Monika Bätschmann, Fr 13.03.20

Die Medienmitteilung der Stadt Zürich, wonach es neu einen Emilie Lieberherr-Platz gibt, welcher aufgrund eines Postulates der beiden Grünen Gemeinderätinnen Elena Marti und Katharina Prelicz-Huber so benannt wurde, hat mich zwar gefreut, aber auch nachdenklich gestimmt. Immer noch müssen wir Frauen um unsere Sicht- und Wahrnehmbarkeit kämpfen.

Aber der Reihe nach: Anlässlich des Frauenstreiktages vom 14. Juni 2019 wurde von den Organisatorinnen des Standes eine kleine, informelle Abstimmung durchgeführt. Der offiziell bisher unbenannte Platz auf der Höhe der Langstrasse 214, sollte einen Frauennamen erhalten, um damit die Leistungen von Frauen sichtbar zu machen. Die meisten Stimmen erhielt Emilie Lieberherr. Sie war unter anderem die erste weibliche Stadträtin in Zürich (von 1970 bis 1994) und sie war eine der engagiertesten, unermüdlichsten Kämpferinnen für die Rechte der Frauen und Benachteiligten in unserer Gesellschaft. Die Ehrung ist also verdient.

Mehr Arbeit, weniger Lohn

Frauen – ob bekannt oder nicht – sind die Stütze unserer Gesellschaft. Sie erbringen den grössten Teil der unbezahlten Hausarbeit, betreuen Kinder und Angehörige, leisten freiwillige Arbeit in verschiedenen Lebensbereichen – sogenannte Care-Arbeit – und sind nebenbei auch noch beruflich engagiert. So hat die Ökonomin Mascha Madörin ein Stundenvolumen der unbezahlten Care-Arbeit von 7697 Stunden gegenüber einem Gesamtvolumen der bezahlten Arbeitszeit von 6974 Stunden errechnet («Care-Ökonomie – eine Herausforderung für die Wirtschaftswissenschaften» 2010). Damit liegt auf der Hand, dass unsere Gesellschaft nicht mehr funktionieren würde, wenn die Frauen diese oft wenig wertgeschätzten Arbeiten nicht mehr erfüllen würden.
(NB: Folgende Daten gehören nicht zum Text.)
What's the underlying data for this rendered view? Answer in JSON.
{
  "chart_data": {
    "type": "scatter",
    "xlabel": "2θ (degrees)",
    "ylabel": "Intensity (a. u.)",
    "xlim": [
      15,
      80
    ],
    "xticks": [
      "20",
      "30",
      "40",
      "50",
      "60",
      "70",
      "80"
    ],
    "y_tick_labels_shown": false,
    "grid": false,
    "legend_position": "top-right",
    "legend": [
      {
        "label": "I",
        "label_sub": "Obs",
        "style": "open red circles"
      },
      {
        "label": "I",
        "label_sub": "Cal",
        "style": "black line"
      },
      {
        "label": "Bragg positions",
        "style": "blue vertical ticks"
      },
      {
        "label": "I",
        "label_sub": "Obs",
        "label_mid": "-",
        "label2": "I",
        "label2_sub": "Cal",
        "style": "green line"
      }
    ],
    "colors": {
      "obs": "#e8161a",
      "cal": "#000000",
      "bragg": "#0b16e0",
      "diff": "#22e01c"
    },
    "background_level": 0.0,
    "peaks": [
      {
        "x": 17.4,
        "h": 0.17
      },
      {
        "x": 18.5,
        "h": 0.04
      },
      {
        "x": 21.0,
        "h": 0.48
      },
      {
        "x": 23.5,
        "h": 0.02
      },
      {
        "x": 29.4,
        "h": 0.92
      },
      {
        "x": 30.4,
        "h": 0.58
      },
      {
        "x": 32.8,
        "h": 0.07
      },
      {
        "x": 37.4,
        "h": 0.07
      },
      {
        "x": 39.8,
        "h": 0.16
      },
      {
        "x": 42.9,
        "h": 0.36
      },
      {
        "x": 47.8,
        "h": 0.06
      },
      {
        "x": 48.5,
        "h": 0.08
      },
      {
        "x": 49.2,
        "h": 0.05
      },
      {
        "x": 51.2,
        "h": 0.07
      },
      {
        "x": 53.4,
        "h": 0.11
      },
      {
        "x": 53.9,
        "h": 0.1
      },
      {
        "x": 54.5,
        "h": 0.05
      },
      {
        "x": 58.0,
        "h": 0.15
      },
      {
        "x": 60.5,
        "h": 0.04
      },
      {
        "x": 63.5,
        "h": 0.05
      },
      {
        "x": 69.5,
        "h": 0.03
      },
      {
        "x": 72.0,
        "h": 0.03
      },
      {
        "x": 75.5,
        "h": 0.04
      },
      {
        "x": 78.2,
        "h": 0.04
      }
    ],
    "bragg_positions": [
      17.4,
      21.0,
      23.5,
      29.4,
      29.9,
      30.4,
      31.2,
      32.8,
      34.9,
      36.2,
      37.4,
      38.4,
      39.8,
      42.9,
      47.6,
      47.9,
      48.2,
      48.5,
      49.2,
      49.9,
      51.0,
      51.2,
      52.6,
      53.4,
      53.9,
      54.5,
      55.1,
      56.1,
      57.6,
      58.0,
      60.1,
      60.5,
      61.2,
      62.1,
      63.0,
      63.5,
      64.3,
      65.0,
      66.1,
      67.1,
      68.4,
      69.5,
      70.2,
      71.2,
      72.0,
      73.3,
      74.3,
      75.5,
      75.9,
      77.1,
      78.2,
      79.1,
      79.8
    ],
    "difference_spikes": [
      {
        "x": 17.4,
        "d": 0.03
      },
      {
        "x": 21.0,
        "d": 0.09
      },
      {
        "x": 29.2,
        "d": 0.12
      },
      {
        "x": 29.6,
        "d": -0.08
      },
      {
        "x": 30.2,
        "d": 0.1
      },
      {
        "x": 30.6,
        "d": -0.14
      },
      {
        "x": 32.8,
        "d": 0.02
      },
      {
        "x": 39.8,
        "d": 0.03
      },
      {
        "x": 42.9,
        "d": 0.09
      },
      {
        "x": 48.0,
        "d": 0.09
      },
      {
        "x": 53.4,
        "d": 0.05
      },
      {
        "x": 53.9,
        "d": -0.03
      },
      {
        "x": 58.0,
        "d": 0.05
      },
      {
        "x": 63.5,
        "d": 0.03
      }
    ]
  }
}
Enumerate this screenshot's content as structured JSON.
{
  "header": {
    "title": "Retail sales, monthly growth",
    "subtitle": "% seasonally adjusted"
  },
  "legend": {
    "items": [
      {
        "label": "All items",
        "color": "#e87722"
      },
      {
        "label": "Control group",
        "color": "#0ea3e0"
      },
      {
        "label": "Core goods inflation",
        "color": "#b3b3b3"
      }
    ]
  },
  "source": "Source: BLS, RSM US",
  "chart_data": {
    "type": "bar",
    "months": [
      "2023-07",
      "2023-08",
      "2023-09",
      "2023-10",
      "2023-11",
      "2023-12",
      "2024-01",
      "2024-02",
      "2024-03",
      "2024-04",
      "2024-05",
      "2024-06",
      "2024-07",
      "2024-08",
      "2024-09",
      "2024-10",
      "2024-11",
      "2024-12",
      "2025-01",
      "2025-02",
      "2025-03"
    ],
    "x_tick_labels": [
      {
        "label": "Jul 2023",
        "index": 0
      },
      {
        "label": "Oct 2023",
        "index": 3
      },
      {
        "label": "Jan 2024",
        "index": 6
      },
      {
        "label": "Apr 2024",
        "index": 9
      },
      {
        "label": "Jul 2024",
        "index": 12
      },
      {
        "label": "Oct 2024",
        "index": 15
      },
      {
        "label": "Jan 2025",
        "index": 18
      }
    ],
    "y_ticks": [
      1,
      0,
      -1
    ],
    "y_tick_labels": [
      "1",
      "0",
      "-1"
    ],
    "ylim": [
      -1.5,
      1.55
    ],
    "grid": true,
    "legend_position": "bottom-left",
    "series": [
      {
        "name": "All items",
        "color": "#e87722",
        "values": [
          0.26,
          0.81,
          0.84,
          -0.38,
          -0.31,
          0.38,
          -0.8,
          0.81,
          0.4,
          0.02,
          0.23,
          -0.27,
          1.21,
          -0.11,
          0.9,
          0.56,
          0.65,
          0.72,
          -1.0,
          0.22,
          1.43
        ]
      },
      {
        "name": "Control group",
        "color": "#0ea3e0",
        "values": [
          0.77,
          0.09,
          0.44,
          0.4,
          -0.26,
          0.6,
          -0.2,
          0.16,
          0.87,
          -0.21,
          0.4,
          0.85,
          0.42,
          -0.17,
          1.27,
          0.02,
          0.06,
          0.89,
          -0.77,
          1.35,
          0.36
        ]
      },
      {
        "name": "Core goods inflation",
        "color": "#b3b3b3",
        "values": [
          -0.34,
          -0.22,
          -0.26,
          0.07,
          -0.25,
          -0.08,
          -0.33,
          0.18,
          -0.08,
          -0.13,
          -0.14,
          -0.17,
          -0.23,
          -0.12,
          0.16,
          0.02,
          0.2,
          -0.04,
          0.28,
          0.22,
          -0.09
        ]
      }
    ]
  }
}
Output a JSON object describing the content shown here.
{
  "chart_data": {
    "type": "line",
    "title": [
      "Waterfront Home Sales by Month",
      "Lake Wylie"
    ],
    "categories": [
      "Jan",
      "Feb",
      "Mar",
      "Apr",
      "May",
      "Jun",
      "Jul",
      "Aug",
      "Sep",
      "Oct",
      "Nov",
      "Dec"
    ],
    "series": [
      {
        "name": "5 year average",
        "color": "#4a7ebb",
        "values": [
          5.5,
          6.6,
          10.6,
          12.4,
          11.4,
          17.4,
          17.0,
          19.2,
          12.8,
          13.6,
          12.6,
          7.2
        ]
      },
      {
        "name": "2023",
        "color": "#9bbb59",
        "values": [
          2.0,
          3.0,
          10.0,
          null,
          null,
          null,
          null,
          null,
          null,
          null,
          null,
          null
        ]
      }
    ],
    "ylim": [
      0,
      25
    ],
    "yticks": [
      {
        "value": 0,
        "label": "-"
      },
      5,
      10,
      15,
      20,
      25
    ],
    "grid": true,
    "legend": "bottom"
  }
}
Obwohl seit 1981 in der schweizerischen Bundesverfassung und im Gleichstellungsgesetz festgehalten ist, dass alle Frauen und Männer ein Recht auf gleichen Lohn für gleiche oder gleichwertige Arbeit haben, ist dies 2020 noch keine Realität. Nach wie vor gibt es gemäss einer Studie des Eidg. Gleichstellungsbüros eine unerklärbare Lohndifferenz von sieben bis acht Prozent zwischen den Geschlechtern, trotz gleicher Arbeit und gleicher Qualifikation.

Genderneutrale Sprache

Frauen engagieren sich seit langem für eine sprachliche Gleichbehandlung. Auch davon sind wir weit entfernt. Zum Beispiel finden es diverse Medien nicht nötig, Frauen konsequent anzusprechen. Frauen werden höchstens erwähnt oder angesprochen, wenn es nicht anders geht. Zugegeben: eine geschlechterneutrale Formulierung in der gesprochenen und geschriebenen Sprache ist nicht immer ganz einfach. Aber das ist kein Grund, sich nicht darum zu bemühen.

Frauen haben in der Vergangenheit viel geleistet und sie werden auch in Zukunft zweifelsohne viel leisten. Nicht zufällig hiess bereits der Slogan des Frauenstreiks 1991 «Wenn Frau will, steht alles still». Die Frauen, die wir aus der Vergangenheit kennen und die berühmt geworden sind, sollen wo immer möglich sichtbar sein, also auch in unserem Strassenbild. Auch weil sie für alle die Frauen stehen, die trotz grosser Leistung unsichtbar geblieben sind. Wir bleiben dran.